Your FICO score isn't the only thing lenders might look at when you apply for a loan. What else could they use? Welcome to the "5 C's" of credit.
When applying for a credit card, it’s relatively easy to get a seal of approval if your FICO score meets or exceeds the lender’s benchmark.
But that’s not necessarily the case with other types of loans, such as small business loans, personal loans or even some car loans and mortgages. In order to assume the risk you may bring to the table, some lenders might scrutinize a number of factors to determine if you’re a good fit.
In the video below, Money Talks News money expert Stacy Johnson offers tips on how to improve your credit score.
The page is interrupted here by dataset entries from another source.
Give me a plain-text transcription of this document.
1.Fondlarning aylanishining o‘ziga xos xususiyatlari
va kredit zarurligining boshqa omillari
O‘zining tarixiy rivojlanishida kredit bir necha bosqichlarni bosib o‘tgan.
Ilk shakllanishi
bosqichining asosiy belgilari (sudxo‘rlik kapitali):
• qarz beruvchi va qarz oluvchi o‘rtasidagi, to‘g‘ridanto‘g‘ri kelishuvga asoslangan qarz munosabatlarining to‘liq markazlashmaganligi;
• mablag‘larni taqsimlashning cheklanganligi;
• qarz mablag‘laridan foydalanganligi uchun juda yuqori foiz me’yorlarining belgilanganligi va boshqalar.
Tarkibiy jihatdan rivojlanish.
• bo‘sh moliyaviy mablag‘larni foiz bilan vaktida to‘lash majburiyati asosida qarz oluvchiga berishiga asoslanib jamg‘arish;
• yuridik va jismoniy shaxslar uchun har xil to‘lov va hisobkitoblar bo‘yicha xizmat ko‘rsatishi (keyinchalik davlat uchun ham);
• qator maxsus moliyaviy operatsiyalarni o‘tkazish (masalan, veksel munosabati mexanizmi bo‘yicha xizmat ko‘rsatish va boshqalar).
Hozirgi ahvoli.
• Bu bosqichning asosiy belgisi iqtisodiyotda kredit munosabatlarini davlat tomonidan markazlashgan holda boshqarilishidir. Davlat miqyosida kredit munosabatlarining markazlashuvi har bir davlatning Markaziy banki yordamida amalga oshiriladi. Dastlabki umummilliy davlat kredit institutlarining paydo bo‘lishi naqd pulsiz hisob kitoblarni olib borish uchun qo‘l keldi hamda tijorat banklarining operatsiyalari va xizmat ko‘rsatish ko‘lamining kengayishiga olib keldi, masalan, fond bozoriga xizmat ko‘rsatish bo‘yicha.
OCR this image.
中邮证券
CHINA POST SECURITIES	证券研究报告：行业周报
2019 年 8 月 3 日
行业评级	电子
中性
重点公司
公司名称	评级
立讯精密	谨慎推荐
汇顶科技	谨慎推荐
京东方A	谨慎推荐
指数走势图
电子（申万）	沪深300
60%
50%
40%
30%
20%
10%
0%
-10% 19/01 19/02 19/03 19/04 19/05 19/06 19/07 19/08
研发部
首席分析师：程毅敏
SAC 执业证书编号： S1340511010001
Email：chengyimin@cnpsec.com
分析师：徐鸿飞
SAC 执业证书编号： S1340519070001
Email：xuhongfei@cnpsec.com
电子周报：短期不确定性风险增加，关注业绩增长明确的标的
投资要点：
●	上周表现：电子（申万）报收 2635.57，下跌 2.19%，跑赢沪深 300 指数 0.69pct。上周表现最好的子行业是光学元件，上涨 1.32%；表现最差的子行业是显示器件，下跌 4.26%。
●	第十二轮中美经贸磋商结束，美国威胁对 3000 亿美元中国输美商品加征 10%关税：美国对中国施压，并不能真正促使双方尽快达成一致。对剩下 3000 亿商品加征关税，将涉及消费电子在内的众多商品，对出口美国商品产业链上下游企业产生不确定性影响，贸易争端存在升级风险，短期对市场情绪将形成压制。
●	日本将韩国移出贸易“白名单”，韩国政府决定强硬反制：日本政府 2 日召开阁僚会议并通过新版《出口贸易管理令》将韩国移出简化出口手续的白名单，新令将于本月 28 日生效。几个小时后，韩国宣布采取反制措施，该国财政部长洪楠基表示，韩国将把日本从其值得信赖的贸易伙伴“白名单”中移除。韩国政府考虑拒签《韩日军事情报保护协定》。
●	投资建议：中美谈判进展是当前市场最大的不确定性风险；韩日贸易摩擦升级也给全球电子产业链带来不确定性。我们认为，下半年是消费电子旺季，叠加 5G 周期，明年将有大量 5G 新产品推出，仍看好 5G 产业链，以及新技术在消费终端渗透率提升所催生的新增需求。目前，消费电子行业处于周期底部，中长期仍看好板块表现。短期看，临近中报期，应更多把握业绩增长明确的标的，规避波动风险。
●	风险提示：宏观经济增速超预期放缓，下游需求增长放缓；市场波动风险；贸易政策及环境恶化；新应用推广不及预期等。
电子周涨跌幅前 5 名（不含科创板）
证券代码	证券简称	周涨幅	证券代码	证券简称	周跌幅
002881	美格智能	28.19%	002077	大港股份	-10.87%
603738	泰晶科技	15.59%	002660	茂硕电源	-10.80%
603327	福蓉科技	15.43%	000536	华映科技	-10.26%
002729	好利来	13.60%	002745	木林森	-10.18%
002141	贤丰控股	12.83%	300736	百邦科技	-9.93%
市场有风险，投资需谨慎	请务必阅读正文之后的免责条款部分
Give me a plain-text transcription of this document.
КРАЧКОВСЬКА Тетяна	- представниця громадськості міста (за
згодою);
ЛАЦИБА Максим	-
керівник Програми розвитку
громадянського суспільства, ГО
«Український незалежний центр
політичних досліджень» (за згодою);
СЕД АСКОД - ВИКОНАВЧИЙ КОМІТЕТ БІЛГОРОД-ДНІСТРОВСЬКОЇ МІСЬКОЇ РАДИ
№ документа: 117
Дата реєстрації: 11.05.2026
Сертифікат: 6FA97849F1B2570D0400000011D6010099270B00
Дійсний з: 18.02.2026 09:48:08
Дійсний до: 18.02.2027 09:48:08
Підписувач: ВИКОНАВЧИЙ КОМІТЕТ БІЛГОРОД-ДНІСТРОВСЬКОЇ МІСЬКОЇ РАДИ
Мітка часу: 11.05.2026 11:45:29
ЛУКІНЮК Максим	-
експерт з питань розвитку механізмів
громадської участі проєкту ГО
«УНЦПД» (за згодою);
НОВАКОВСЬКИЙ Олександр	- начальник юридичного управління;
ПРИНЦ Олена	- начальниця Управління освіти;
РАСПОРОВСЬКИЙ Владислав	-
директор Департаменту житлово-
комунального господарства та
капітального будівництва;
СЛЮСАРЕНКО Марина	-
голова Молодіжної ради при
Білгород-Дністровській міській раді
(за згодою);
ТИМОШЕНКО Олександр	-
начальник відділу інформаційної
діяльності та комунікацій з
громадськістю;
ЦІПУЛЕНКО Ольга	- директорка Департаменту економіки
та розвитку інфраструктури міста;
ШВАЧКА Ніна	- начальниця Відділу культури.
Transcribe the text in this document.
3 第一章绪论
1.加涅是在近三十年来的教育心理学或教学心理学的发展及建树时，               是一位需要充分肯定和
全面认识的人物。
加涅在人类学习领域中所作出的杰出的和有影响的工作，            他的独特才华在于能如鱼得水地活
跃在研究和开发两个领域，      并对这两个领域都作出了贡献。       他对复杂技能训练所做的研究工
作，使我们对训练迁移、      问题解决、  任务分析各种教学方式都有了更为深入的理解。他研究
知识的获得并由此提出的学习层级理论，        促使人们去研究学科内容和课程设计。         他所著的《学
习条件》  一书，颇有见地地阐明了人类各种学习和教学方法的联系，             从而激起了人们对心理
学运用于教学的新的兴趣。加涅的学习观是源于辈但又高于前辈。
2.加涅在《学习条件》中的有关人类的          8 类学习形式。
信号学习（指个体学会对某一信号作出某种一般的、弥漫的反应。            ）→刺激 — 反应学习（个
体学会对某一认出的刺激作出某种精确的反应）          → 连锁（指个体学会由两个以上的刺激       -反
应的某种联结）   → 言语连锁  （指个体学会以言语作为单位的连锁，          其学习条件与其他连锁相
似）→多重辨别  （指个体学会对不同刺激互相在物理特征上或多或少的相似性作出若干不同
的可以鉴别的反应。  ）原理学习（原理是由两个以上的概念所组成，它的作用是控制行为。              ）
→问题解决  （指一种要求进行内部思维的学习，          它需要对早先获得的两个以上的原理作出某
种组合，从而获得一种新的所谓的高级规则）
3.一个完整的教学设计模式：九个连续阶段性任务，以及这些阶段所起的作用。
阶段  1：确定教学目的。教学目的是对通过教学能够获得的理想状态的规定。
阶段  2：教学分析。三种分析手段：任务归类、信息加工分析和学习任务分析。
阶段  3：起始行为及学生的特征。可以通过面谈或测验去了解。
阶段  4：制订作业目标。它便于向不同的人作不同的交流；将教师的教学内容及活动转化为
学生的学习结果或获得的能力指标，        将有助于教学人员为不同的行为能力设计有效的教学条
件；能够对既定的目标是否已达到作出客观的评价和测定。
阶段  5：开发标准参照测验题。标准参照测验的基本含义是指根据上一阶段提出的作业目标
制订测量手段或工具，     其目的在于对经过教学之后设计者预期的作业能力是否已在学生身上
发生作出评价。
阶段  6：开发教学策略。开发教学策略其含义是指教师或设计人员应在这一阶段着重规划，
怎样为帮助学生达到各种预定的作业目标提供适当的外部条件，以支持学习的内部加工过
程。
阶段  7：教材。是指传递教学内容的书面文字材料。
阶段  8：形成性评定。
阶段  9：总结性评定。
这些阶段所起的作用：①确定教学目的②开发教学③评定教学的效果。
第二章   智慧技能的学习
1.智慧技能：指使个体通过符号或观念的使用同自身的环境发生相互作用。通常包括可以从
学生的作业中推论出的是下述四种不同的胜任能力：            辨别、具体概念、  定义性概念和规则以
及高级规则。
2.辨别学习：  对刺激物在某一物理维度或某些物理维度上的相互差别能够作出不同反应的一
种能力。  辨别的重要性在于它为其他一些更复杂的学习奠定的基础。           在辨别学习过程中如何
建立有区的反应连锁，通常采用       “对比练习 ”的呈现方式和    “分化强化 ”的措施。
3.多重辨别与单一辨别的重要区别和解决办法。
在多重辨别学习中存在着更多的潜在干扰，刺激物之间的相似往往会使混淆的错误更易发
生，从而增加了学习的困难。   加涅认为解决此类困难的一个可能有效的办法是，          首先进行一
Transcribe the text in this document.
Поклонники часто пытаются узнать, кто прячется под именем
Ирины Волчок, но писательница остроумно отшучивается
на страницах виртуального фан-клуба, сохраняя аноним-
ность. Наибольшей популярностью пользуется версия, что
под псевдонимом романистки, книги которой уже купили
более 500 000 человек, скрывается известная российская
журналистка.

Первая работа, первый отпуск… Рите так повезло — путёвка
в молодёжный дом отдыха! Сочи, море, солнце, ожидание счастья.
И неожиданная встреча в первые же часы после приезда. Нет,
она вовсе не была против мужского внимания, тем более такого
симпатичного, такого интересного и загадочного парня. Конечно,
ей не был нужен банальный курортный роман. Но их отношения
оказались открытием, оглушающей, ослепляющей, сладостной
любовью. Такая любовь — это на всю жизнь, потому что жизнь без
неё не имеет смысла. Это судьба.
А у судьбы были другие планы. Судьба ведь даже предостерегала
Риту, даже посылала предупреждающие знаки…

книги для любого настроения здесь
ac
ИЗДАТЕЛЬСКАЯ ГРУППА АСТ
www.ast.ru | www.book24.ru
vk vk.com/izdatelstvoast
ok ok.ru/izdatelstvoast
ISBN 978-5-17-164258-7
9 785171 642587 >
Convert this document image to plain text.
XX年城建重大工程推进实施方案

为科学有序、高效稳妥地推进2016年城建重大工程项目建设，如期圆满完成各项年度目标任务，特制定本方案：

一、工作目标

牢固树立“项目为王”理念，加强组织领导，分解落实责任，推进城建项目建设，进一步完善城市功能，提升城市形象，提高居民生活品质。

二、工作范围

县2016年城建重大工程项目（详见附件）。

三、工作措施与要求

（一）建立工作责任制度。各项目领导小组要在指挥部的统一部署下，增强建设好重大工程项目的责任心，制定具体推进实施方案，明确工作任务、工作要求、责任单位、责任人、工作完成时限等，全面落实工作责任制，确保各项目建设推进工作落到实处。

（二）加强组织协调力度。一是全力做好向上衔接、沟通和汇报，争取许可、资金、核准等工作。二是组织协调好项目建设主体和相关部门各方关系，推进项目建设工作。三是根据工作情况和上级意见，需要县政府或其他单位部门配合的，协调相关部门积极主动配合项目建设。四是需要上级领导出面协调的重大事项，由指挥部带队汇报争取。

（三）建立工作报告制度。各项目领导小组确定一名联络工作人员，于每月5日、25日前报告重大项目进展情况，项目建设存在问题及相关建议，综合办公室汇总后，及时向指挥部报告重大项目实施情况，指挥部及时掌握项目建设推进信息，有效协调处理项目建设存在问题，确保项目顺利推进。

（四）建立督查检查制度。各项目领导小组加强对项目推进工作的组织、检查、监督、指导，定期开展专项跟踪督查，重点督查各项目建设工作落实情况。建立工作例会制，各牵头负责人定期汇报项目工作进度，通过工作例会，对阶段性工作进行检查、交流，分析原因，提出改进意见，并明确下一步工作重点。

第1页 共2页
Watch the video, then read on to learn about factors other than credit scores that a lender may consider.
The five C’s of credit
Lenders may also weigh another set of factors called the five C’s, or as Investopedia puts it, “five characteristics of the borrower, [that attempt] to gauge the chance of default.”
Even if your credit score is through the roof, potential lenders may be interested in you personally as well as your credit profile, particularly for loans made to small businesses. Says the Minority Business Development Agency:
Character is the general impression you make on the prospective lender or investor. The lender will form a subjective opinion as to whether or not you are sufficiently trustworthy to repay the loan …
Subjective opinions will normally be less important to most lenders than the things represented by the other C’s, but depending on the type of loan you’re getting, they could still play a role.
Will you be able to keep up with the monthly payments that accompany the loan? Is your debt ratio (what you owe vs. what you own) below the lender’s acceptable limit?
To answer this question, potential lenders may evaluate your stream of income, both fixed and variable.
When analyzing your income, creditors will more than likely be interested in the duration of your employment to determine the stability of your income. Is there room for growth? Frequent job changes or extended breaks in employment can be a red flag.
Your outstanding debt to pretax income ratio, also known as the debt-income ratio, can also come up, especially for large loans such as mortgages.